In appears that being argumentative has paid off for Bacal, as she is now a partner at prominent international law firm Baker & McKenzie, where she has a successful litigation practice. Her practice focuses on complex commercial litigation, particularly "defense of class actions and unfair business practice claims." She also has a hotel, resort, and tourism specialty. Bacal has represented individuals and corporations in a wide variety of matters, including cases involving alleged unfair business practices and unfair competition, trade-secret misappropriation, securities fraud, and accountant malpractice.

In one of her more notable cases, she represented Wyndham International, Inc., in a series of lawsuits concerning the hotel industry's pricing practices. Motions to dismiss were granted in two of those suits—one in Florida and one in California—and one California case resulted in a published decision affirming the dismissal: Searle v. Wyndham International, Inc., 102 Cal. App. fourth 1327, (2002). She said that all of the other cases in which she represented Wyndham—including cases in California, Texas, Illinois, and Florida—were either dismissed by the plaintiffs or resolved by settlement.

Some of her other well-known clients include Goodrich Corporation, Galderma Laboratories, and Wyndham Worldwide.

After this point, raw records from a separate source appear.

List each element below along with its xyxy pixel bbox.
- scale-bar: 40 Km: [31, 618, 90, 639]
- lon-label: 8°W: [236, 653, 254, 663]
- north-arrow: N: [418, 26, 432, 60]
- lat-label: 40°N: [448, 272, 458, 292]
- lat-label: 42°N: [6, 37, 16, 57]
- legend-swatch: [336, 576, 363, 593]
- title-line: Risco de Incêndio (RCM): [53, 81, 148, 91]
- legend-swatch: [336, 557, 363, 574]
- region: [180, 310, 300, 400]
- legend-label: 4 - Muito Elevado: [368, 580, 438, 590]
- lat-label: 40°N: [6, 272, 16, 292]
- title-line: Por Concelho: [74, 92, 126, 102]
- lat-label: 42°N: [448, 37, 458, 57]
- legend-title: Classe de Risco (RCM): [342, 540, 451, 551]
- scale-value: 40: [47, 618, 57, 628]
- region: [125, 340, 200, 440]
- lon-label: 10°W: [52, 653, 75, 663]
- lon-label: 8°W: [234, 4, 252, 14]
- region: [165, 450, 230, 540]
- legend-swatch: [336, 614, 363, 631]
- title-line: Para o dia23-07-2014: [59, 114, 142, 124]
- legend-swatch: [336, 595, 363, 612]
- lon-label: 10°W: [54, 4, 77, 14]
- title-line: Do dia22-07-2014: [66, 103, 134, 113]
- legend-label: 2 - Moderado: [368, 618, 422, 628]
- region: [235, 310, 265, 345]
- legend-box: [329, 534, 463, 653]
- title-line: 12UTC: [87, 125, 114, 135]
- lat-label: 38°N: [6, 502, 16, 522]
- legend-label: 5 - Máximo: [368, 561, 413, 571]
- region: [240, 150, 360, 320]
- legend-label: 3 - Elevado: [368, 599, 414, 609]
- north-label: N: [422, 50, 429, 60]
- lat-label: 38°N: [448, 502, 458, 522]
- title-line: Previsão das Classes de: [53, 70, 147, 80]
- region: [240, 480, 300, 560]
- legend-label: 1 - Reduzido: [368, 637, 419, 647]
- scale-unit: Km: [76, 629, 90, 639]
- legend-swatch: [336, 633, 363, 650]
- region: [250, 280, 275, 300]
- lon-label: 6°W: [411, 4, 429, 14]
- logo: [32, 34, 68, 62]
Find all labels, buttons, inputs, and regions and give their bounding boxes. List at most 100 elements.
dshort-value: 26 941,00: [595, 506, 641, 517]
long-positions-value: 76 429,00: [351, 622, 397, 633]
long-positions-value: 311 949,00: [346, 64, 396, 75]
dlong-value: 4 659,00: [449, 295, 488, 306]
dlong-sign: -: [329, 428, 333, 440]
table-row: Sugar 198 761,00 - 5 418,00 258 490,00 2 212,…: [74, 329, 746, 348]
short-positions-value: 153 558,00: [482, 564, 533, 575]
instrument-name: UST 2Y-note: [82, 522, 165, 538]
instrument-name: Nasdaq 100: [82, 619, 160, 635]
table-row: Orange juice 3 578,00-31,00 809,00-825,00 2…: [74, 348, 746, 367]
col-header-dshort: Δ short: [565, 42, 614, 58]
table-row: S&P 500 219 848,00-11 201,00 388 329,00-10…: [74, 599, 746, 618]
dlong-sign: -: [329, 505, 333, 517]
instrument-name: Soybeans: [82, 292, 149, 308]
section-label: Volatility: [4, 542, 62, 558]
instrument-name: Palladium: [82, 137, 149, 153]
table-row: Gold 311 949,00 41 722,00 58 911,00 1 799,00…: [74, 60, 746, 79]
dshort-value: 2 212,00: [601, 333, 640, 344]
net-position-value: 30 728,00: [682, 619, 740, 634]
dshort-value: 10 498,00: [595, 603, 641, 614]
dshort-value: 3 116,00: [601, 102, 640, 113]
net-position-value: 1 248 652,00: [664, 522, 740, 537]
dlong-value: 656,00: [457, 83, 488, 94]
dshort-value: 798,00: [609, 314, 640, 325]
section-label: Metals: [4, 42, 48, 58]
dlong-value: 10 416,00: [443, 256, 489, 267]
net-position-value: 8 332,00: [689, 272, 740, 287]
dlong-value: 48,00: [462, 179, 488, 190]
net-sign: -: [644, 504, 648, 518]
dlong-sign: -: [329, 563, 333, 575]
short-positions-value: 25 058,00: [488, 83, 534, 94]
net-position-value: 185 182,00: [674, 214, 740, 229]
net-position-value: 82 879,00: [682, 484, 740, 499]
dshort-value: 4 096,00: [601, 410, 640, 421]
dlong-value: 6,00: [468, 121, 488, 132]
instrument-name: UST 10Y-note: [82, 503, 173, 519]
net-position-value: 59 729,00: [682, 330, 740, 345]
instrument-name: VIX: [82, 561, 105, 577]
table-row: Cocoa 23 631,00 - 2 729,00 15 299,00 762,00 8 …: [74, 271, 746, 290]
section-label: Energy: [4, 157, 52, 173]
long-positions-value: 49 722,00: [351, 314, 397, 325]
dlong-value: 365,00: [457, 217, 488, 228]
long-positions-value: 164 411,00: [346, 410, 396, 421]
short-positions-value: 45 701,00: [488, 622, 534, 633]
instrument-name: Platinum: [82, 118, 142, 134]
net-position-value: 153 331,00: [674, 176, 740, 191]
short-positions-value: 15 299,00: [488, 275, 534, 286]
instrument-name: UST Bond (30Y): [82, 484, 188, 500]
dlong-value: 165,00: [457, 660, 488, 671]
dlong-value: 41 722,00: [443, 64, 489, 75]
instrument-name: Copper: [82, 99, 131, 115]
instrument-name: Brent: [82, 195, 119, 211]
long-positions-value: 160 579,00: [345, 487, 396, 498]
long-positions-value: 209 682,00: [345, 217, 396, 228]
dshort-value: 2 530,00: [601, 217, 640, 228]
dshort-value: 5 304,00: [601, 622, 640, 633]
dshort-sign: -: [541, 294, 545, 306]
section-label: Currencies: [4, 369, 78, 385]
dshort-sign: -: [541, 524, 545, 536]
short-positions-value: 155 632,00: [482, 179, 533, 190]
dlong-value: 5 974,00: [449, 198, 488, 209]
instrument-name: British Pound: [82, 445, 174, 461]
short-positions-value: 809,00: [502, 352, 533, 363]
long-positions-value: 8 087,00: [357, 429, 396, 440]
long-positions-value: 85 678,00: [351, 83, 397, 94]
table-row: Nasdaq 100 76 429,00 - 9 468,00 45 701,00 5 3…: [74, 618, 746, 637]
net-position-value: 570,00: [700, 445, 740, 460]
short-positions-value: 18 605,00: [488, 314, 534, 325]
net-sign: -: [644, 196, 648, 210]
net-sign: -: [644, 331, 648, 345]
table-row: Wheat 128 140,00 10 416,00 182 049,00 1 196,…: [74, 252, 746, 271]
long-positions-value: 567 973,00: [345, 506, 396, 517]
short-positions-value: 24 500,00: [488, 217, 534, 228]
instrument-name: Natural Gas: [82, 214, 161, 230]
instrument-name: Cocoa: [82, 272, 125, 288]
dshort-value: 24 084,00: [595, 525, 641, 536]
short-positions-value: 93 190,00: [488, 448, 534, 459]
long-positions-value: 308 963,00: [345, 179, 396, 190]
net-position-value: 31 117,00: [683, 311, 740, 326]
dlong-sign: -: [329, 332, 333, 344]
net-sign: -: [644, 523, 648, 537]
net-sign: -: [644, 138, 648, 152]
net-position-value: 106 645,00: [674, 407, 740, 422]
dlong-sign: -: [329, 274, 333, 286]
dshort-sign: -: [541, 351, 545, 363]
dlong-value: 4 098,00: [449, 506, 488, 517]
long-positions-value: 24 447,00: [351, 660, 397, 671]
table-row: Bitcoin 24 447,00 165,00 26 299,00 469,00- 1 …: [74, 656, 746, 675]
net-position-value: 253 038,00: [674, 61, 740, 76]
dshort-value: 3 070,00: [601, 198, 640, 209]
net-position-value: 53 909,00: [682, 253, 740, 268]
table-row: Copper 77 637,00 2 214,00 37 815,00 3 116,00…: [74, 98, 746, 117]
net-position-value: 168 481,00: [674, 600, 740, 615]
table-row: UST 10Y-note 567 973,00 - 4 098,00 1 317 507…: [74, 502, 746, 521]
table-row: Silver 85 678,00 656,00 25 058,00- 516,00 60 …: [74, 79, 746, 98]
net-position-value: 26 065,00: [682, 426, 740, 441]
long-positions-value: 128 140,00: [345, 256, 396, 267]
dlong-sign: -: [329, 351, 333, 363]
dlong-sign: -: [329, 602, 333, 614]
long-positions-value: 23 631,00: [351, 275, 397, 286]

Bacal is also chair of the litigation and dispute resolution group in her firm's San Diego office. In addition, she was recently elected president of the Lawyers Club of San Diego. She is currently the vice president of the organization and will be sworn in as president at its annual dinner in May.

Bacal studied liberal arts, with emphases on both literature and the history of ideas, as an undergrad at the University of Redlands Johnston Center. She graduated in 1985, and after that, she began working on her Ph.D. at the University of California, San Diego. However, Bacal eventually decided to go into law instead of starting a career as a history professor.

"While I liked the idea of teaching, the emphasis—at least at my school and program—seemed to be on very specialized research, which did not interest me as much," she said.

As a result, she entered the University of Texas School of Law and earned her J.D. in 1991. Following graduation, she joined Gibson, Dunn & Crutcher in its San Diego office, where her practice focused on securities litigation. She remained there until the firm closed its San Diego office in 2000. Bacal joined Baker & McKenzie in its San Diego office that same year and made partner in 2002.

She explained what attracted her to Baker & McKenzie:

"I came from a national firm which, like many others, was trying to establish an international presence. Baker already had that. As a result of this strong international practice, it appeared that there would be many new and different opportunities for a California litigator. Additionally, I knew about the commitment the firm and the San Diego office had to community involvement. I found the combination of a locally and internationally driven and directed firm both interesting and appealing."

She said some of the highlights of her career so far include being elected president of the Lawyers Club of San Diego and making partner at Baker & McKenzie.

"And last but probably most importantly, having grateful clients who appreciate the representation they received," Bacal added.

She had the following advice for law students:

"Don't forget, in whatever community you practice, it is actually a small world," she said. "Your reputation is priceless. Practicing law is much more fun in a collegial environment. Although litigation is adversarial, it's not warfare. Take the high road because it is the right road. Finally, get involved in community and/or bar activities. It is not only fulfilling; it is also a lot of fun."

Bacal was born and raised in Tucson, Arizona, where her two brothers and two sisters still reside. Her mother, one brother, and one sister are all lawyers in Tucson.

She has been married for 19 years and has three daughters, aged 10, eight, and four. Bacal enjoys spending time with her children; she also likes to run and has completed 12 half marathons. She also enjoys recreational soccer.